My take is that Capt. Carey got alot of bad press.
I would think it would be hard to tell a Prince that he could not do this or do that.
After the Prince was killed, they had to blame someone.
After all Carey was " in charge."
As is probably obvious from the OP, my sympathies lie with Carey. In fact, I think that if it was me given that assignment, I'd have been shaking in my boots. That was a mission that could only end in oblivion or very badly for the officer in command.
However, let's try the Devil's advocate position: My understanding is that neither Carey nor any of his troops fired a single shot. Is it possible that the prince got so far ahead that they could neither see nor hear him?
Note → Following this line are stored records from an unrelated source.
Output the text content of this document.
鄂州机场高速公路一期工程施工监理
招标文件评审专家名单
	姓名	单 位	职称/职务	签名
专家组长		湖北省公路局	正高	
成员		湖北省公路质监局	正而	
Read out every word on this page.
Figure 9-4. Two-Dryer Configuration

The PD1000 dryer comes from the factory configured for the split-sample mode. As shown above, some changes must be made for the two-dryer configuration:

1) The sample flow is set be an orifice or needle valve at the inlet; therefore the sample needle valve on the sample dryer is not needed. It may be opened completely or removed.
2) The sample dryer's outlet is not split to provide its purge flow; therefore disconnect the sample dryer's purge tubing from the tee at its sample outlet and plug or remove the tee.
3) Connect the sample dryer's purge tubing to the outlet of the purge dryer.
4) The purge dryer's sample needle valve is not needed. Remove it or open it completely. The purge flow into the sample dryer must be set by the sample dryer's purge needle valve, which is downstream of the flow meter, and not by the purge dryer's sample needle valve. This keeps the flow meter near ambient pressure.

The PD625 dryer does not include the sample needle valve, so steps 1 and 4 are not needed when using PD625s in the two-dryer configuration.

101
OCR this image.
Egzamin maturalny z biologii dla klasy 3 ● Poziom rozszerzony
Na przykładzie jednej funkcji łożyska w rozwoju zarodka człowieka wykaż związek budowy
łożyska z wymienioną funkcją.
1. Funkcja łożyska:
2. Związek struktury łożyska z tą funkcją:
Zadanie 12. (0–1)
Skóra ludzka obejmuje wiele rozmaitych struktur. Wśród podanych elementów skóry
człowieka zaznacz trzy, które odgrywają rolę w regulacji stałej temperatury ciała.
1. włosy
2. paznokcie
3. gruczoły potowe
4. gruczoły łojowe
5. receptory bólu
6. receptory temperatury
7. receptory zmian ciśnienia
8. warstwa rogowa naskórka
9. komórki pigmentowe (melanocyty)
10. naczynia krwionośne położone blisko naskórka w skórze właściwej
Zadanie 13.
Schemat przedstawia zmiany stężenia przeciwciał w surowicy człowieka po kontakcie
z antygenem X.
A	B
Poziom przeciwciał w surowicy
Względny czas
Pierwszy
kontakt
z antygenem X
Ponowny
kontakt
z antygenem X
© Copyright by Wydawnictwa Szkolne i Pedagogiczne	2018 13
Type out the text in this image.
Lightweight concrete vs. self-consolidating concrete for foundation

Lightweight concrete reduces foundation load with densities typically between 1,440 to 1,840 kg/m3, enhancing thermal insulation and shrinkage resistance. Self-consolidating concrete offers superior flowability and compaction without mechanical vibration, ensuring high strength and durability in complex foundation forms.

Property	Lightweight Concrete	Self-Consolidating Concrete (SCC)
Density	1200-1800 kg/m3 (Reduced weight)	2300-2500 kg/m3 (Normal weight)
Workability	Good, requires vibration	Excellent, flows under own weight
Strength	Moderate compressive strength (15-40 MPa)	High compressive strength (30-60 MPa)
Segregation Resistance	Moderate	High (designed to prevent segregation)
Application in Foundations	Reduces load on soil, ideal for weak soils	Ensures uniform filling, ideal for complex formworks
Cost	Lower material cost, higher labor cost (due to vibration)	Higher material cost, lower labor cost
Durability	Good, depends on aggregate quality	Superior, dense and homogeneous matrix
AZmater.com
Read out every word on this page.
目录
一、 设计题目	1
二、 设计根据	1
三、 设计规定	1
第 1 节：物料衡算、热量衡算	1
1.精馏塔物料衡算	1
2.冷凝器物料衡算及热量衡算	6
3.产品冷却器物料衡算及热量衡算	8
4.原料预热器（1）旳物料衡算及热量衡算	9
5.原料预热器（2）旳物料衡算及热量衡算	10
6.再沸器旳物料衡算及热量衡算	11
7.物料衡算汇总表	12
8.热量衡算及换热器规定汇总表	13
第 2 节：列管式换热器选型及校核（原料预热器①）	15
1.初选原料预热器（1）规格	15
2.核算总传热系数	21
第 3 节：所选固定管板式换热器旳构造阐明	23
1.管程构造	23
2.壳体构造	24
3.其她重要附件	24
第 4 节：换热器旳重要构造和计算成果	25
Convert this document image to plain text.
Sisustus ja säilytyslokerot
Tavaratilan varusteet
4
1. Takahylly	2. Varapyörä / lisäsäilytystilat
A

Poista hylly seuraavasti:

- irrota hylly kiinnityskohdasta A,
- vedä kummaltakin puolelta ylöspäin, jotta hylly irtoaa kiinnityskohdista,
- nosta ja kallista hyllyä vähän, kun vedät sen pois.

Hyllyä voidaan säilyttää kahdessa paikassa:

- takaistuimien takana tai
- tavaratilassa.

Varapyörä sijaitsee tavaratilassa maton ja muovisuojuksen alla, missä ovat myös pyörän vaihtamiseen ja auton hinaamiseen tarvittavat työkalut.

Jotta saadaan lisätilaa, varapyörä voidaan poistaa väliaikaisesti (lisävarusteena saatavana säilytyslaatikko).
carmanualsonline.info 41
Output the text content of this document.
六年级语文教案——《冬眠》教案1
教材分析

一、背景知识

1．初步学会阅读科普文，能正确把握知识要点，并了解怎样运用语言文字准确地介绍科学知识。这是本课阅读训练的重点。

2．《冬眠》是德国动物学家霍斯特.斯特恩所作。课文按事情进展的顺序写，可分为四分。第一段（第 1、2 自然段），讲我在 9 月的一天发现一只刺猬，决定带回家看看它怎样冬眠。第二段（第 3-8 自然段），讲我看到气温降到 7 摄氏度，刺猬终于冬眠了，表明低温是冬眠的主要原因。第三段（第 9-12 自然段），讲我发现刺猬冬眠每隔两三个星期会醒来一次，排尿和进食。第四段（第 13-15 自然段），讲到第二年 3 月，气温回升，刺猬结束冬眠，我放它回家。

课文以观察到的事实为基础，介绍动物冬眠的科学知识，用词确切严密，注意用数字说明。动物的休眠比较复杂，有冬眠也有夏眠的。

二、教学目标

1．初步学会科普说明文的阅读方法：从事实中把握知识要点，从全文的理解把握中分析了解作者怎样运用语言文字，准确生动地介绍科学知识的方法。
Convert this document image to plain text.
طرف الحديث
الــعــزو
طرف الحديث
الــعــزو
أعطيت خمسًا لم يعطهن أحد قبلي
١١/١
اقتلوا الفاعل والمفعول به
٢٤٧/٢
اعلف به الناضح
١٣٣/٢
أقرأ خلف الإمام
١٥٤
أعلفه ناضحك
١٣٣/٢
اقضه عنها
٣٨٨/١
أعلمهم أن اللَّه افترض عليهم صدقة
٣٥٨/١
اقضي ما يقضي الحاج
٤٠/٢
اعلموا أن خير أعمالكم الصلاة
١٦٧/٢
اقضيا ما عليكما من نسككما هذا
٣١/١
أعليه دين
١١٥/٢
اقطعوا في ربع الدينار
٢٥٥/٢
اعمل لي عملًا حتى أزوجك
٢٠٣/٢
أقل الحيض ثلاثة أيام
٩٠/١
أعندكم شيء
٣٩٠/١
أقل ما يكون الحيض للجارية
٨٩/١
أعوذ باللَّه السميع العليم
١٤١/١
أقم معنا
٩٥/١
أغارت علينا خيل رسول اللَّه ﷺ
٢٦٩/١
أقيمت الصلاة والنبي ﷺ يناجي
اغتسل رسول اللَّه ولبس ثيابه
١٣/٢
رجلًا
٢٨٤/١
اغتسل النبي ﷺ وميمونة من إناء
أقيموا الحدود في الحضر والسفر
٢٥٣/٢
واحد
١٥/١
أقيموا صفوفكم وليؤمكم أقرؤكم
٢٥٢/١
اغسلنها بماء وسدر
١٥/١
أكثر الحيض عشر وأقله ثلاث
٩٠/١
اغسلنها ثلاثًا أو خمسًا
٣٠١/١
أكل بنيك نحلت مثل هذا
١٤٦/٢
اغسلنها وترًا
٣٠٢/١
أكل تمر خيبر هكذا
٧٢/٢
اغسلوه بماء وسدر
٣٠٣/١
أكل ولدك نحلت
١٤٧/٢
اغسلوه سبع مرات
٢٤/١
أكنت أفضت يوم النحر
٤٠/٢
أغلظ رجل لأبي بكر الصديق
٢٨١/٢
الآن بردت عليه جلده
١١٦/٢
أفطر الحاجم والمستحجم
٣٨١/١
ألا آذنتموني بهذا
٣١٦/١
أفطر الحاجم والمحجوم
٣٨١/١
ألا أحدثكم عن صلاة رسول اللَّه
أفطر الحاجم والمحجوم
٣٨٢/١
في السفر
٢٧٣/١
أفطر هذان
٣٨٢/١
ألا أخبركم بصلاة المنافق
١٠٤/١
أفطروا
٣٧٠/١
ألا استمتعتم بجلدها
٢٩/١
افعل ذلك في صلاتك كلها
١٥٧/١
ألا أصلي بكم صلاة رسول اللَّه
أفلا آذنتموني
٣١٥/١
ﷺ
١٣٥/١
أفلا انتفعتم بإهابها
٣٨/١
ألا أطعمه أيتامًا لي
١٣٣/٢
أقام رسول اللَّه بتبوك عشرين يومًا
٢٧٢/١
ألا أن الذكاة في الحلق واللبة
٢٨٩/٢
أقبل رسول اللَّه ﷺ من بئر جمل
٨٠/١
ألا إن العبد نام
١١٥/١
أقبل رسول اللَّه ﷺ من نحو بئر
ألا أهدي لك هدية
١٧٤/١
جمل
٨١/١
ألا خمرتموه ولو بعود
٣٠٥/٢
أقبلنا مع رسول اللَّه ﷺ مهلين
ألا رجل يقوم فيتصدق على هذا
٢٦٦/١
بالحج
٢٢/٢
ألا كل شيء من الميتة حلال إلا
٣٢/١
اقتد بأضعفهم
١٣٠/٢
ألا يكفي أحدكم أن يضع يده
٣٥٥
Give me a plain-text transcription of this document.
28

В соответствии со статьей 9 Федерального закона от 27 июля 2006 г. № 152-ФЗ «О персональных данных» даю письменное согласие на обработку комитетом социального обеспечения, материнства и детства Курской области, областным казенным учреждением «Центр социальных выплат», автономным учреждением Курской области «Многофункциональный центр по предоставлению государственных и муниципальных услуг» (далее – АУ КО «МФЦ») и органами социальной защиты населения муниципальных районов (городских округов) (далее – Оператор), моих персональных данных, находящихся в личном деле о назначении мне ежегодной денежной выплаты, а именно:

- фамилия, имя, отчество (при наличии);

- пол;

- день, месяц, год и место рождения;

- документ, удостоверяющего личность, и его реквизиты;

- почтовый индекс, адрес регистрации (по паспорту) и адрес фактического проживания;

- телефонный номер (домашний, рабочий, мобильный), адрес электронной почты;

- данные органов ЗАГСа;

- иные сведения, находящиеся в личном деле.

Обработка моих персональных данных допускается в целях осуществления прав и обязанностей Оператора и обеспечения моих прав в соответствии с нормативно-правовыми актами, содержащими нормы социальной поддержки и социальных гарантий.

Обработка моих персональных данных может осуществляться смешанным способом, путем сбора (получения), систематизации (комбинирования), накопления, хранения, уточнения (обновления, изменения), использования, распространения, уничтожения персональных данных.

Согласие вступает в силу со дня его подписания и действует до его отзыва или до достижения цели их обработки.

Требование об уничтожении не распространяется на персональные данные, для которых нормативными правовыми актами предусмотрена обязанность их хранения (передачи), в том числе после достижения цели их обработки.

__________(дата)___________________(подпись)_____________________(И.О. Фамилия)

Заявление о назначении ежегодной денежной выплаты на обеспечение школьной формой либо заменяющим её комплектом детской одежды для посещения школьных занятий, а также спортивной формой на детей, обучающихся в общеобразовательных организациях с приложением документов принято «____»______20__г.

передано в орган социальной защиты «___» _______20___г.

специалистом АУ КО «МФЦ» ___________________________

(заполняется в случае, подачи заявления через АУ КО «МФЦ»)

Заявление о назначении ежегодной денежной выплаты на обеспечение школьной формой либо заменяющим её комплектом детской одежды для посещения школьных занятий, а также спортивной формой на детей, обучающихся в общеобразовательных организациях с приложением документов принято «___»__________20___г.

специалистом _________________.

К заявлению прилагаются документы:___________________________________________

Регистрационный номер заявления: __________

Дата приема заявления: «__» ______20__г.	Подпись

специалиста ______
Or did Carey simply not want to risk bringing the Zulus down on
him?
The primary charge of cowardice against Carey was laid not so much because he didn't fight but because he and the couple of other scouts (three? four?) actually paused to meet and wheeled round on their mounts to look on the scene without so much as firing a shot at the Zulus.
...I find it interesting that the scouting party didn't take a swipe at the Zulu band that ambushed them.
Granted, he was on a scouting mission, not a "let's see if we can kill the whole impi by ourselves" mission, but still... one of their own had gotten into a mess.
Also, there remains the fact that word got around in the army itself that Carey had acted badly, not just simply in the civilian press.